No anticipated water woes
According to Ewald, there is enough local water supply within the Erongo Region to meet domestic and industrial demand for existing mining projects, and for future mines in the planning stages.
“There are 4 000 000 cubic metres (m3) coming from the Omdel aquifer and 7 000 000 m3 coming from the Kuiseb aquifer. The coast does not consume that amount of water, so there is actually, with the current plant [Erongo desalination plant], still enough water for our mine (Etango), for the Langer Heinrich mine restarting, and for the [planned] Tumas uranium project,” Ewald said.

Development outlines
The ministry of mines granted Bannerman a mining licence in December 2023, paving the way for the development of a mine.

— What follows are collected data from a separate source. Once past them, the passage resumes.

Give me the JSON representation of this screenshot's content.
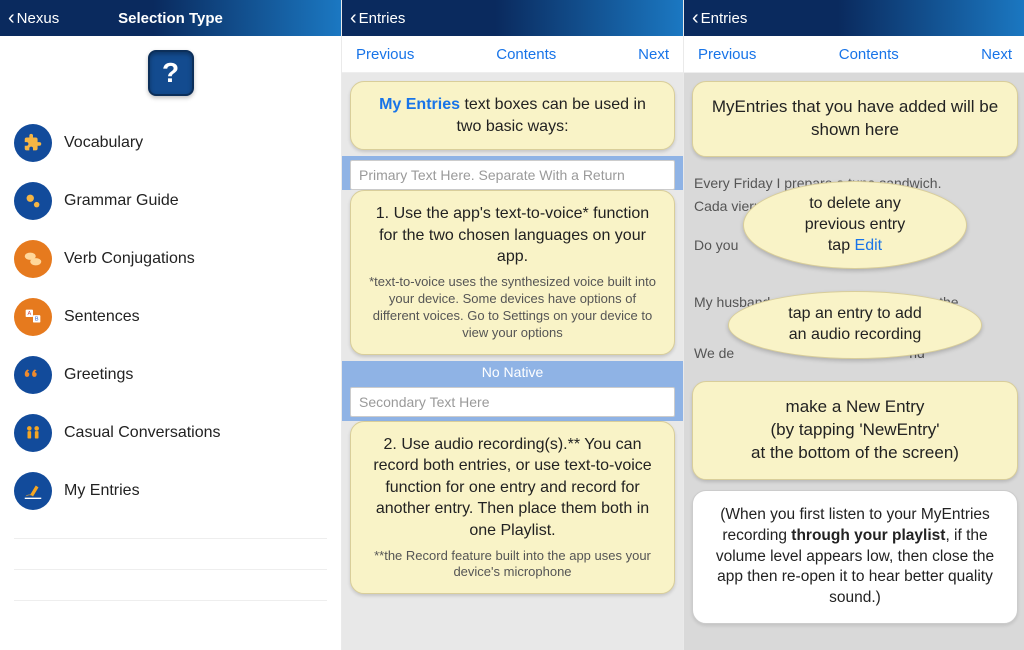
{
  "phone1": {
    "back": "Nexus",
    "title": "Selection Type",
    "help": "?",
    "menu": [
      {
        "label": "Vocabulary"
      },
      {
        "label": "Grammar Guide"
      },
      {
        "label": "Verb Conjugations"
      },
      {
        "label": "Sentences"
      },
      {
        "label": "Greetings"
      },
      {
        "label": "Casual Conversations"
      },
      {
        "label": "My Entries"
      }
    ]
  },
  "phone2": {
    "back": "Entries",
    "prev": "Previous",
    "contents": "Contents",
    "next": "Next",
    "intro_blue": "My Entries",
    "intro_rest": " text boxes can be used in two basic ways:",
    "primary_ph": "Primary Text Here. Separate With a Return",
    "card1_main": "1. Use the app's text-to-voice* function for the two chosen languages on your app.",
    "card1_foot": "*text-to-voice uses the synthesized voice built into your device. Some devices have options of different voices. Go to Settings on your device to view your options",
    "no_native": "No Native",
    "secondary_ph": "Secondary Text Here",
    "card2_main": "2. Use audio recording(s).** You can record both entries, or use text-to-voice function for one entry and record for another entry. Then place them both in one Playlist.",
    "card2_foot": "**the Record feature built into the app uses your device's microphone"
  },
  "phone3": {
    "back": "Entries",
    "prev": "Previous",
    "contents": "Contents",
    "next": "Next",
    "intro": "MyEntries that you have added will be shown here",
    "bg_line1": "Every Friday I prepare a tuna sandwich.",
    "bg_line2": "Cada viernes preparo un bocadillo de a...",
    "bg_line3": "Do you ",
    "bg_line4": "My husband                               leaving the",
    "bg_line5": "We de                                             nd",
    "oval1a": "to delete any",
    "oval1b": "previous entry",
    "oval1c_prefix": "tap ",
    "oval1c_link": "Edit",
    "oval2a": "tap an entry to add",
    "oval2b": "an audio recording",
    "card_make": "make a New Entry\n(by tapping 'NewEntry'\nat the bottom of the screen)",
    "white1": "(When you first listen to your MyEntries recording ",
    "white_bold": "through your playlist",
    "white2": ", if the volume level appears low, then close the app then re-open it to hear better quality sound.)"
  }
}
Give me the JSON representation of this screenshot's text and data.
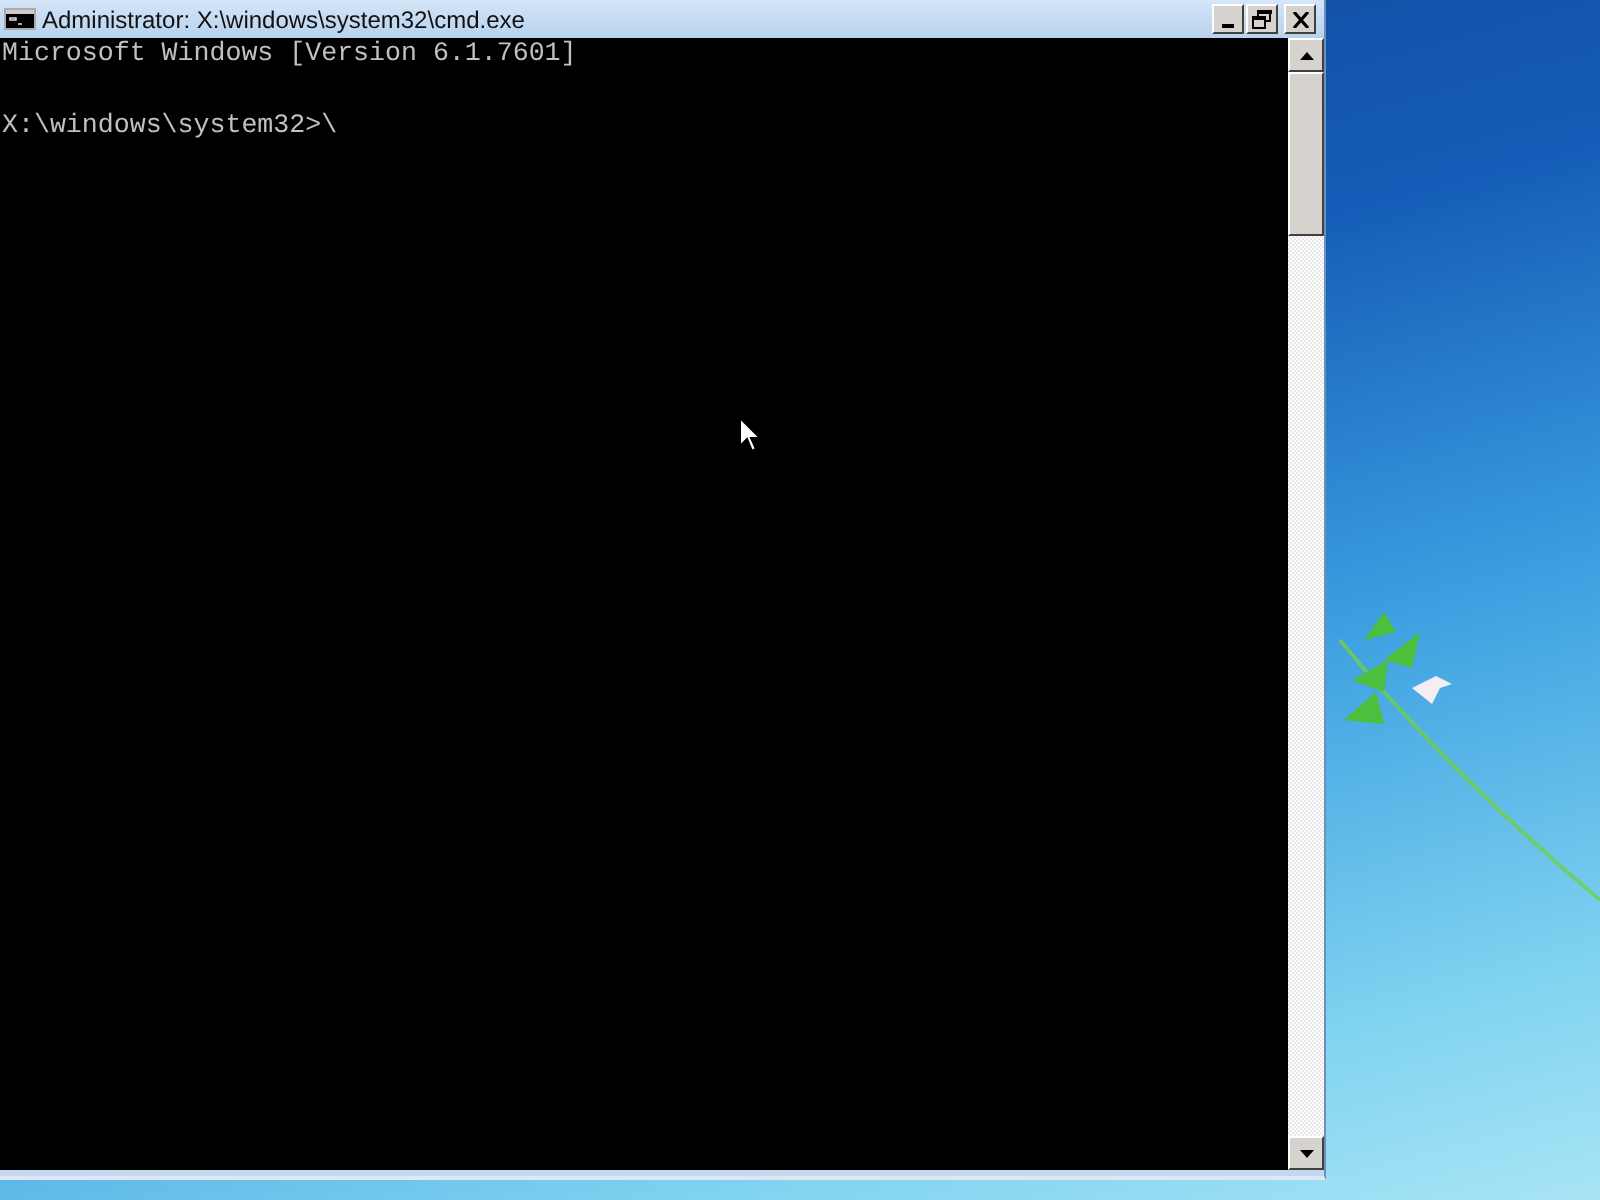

“The Etango mining licence application was granted in December 2023. This key milestone was followed swiftly by the commencement of early development works at Etango, with the awarding of two contracts to local Namibian businesses for the construction of a temporary water pipeline and access road,” the company previously said in an update to the market.
“Front End Engineering and Design (FEED) studies for Etango are well progressed in parallel with advancing offtake and project finance workstreams. These activities are steadily culminating in a push towards a positive final investment decision (FID) for Etango, market conditions permitting, targeted during 2024,” the company added.
A scoping study undertaken anticipates the creation of 760 jobs, with the mine's life-of-mine span set at 15 years.
The company also announced the appointment of a local entrepreneur, Twapewa Kadhikwa, as its new board chairperson.